"Hemen hepimizin düşü ve coşkuyu olanca bağımsızlığımızla yaşadığımız o çocukluk yaşlarımızdan bende iz bırakan insan ve olayları yazmaya çalıştım bu kitapta (...) Yarım yüzyıl önce beş ile on üç yaş arası birlikte yaşadığım o insanları anlatırken onlara hiç haksızlık etmemeye çalıştım. Ne anlattımsa iyi ve kötünün ötesinde yani insanları yargılamadan anlatmaya çalıştım. Yüreğimizle yaşadıklarımızı ortaya koymak düşünerek yaşadıklarımızı ortaya koymaktan ne kadar da zormuş."
Kemal Demirel
İkinci Dünya Savaşı öncesinin karanlık günlerinde İstanbul'da eski zamanların harap konaklarının sakinleri yoksulluk korku ve güvensizlik içinde birbirlerine sarılırlar. Piano Piano Bacaksız'da küçük bir çocuğun hayal gücüyle genişleyen dünyası bu kuru ve renksiz acı dolu dünyayı yutar masumiyetiyle dipsiz kuyulardan yukarıya umut ışıkları çeker. Yazar Kemal Demirel'in gerçek yaşamöyküsünden esinlenerek yazdığı Piano Piano Bacaksız gücünü işte bu umut ışıklarını kendi çocukluğundan günümüzün çocuklarına aktarabilmesinden alıyor.
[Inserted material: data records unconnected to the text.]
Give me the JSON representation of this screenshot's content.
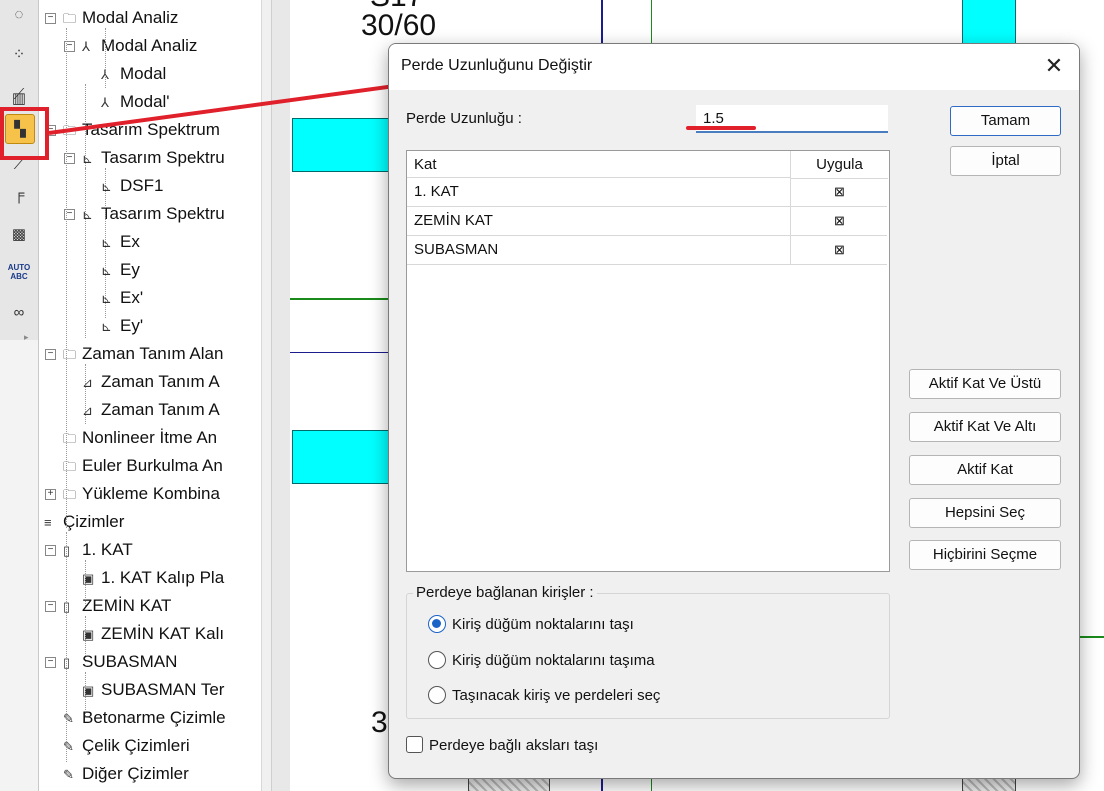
{
  "tree": [
    {
      "label": "Modal Analiz",
      "indent": 1,
      "icon": "folder-icon",
      "expander": "⊟"
    },
    {
      "label": "Modal Analiz",
      "indent": 2,
      "icon": "modal-icon",
      "expander": "⊟"
    },
    {
      "label": "Modal",
      "indent": 3,
      "icon": "modal-icon",
      "expander": ""
    },
    {
      "label": "Modal'",
      "indent": 3,
      "icon": "modal-icon",
      "expander": ""
    },
    {
      "label": "Tasarım Spektrum",
      "indent": 1,
      "icon": "folder-icon",
      "expander": "⊟"
    },
    {
      "label": "Tasarım Spektru",
      "indent": 2,
      "icon": "spectrum-icon",
      "expander": "⊟"
    },
    {
      "label": "DSF1",
      "indent": 3,
      "icon": "spectrum-icon",
      "expander": ""
    },
    {
      "label": "Tasarım Spektru",
      "indent": 2,
      "icon": "spectrum-icon",
      "expander": "⊟"
    },
    {
      "label": "Ex",
      "indent": 3,
      "icon": "spectrum-icon",
      "expander": ""
    },
    {
      "label": "Ey",
      "indent": 3,
      "icon": "spectrum-icon",
      "expander": ""
    },
    {
      "label": "Ex'",
      "indent": 3,
      "icon": "spectrum-icon",
      "expander": ""
    },
    {
      "label": "Ey'",
      "indent": 3,
      "icon": "spectrum-icon",
      "expander": ""
    },
    {
      "label": "Zaman Tanım Alan",
      "indent": 1,
      "icon": "folder-icon",
      "expander": "⊟"
    },
    {
      "label": "Zaman Tanım A",
      "indent": 2,
      "icon": "time-icon",
      "expander": ""
    },
    {
      "label": "Zaman Tanım A",
      "indent": 2,
      "icon": "time-icon",
      "expander": ""
    },
    {
      "label": "Nonlineer İtme An",
      "indent": 1,
      "icon": "folder-icon",
      "expander": ""
    },
    {
      "label": "Euler Burkulma An",
      "indent": 1,
      "icon": "folder-icon",
      "expander": ""
    },
    {
      "label": "Yükleme Kombina",
      "indent": 1,
      "icon": "folder-icon",
      "expander": "⊞"
    },
    {
      "label": "Çizimler",
      "indent": 0,
      "icon": "drawings-icon",
      "expander": "⊟"
    },
    {
      "label": "1. KAT",
      "indent": 1,
      "icon": "page-icon",
      "expander": "⊟"
    },
    {
      "label": "1. KAT Kalıp Pla",
      "indent": 2,
      "icon": "plan-icon",
      "expander": ""
    },
    {
      "label": "ZEMİN KAT",
      "indent": 1,
      "icon": "page-icon",
      "expander": "⊟"
    },
    {
      "label": "ZEMİN KAT Kalı",
      "indent": 2,
      "icon": "plan-icon",
      "expander": ""
    },
    {
      "label": "SUBASMAN",
      "indent": 1,
      "icon": "page-icon",
      "expander": "⊟"
    },
    {
      "label": "SUBASMAN Ter",
      "indent": 2,
      "icon": "plan-icon",
      "expander": ""
    },
    {
      "label": "Betonarme Çizimle",
      "indent": 1,
      "icon": "pen-icon",
      "expander": ""
    },
    {
      "label": "Çelik Çizimleri",
      "indent": 1,
      "icon": "pen-icon",
      "expander": ""
    },
    {
      "label": "Diğer Çizimler",
      "indent": 1,
      "icon": "pen-icon",
      "expander": ""
    }
  ],
  "canvas": {
    "label_top": "30/60",
    "label_top_partial": "S17",
    "label_bottom_partial": "3"
  },
  "toolbar": {
    "icons": [
      "orbit-icon",
      "nodes-icon",
      "scale-icon",
      "grid-icon",
      "wall-length-icon",
      "line-icon",
      "beam-icon",
      "tools-icon",
      "auto-abc-icon",
      "binoculars-icon"
    ],
    "auto_label": "AUTO ABC"
  },
  "dialog": {
    "title": "Perde Uzunluğunu Değiştir",
    "close_glyph": "✕",
    "length_label": "Perde Uzunluğu :",
    "length_value": "1.5",
    "list_header_kat": "Kat",
    "list_header_uygula": "Uygula",
    "rows": [
      {
        "kat": "1. KAT",
        "uygula": "⊠"
      },
      {
        "kat": "ZEMİN KAT",
        "uygula": "⊠"
      },
      {
        "kat": "SUBASMAN",
        "uygula": "⊠"
      }
    ],
    "buttons": {
      "ok": "Tamam",
      "cancel": "İptal",
      "active_and_above": "Aktif Kat Ve Üstü",
      "active_and_below": "Aktif Kat Ve Altı",
      "active": "Aktif Kat",
      "select_all": "Hepsini Seç",
      "select_none": "Hiçbirini Seçme"
    },
    "group_title": "Perdeye bağlanan kirişler :",
    "radios": [
      {
        "label": "Kiriş düğüm noktalarını taşı",
        "selected": true
      },
      {
        "label": "Kiriş düğüm noktalarını taşıma",
        "selected": false
      },
      {
        "label": "Taşınacak kiriş ve perdeleri seç",
        "selected": false
      }
    ],
    "checkbox_label": "Perdeye bağlı aksları taşı",
    "checkbox_checked": false
  },
  "colors": {
    "accent": "#2f6bc4",
    "annotation_red": "#e0202a",
    "wall_cyan": "#00ffff",
    "axis_green": "#1a8a1a",
    "axis_navy": "#1c1c8c"
  }
}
Kuşaklar boyu renkli karakterlerinden sürükleyici hikâyesinden ve samimiyetinden bir şey kaybetmeyen Piano Piano Bacaksız bir Türk Edebiyatı klasiğidir. Bu klasik yapıttan sinemaya uyarlanan aynı adlı film de Türk Sineması'nın klasikleri arasında yerini almış; Oscar ödüllerine aday adayı olan ikinci Türk filmi olmuştur.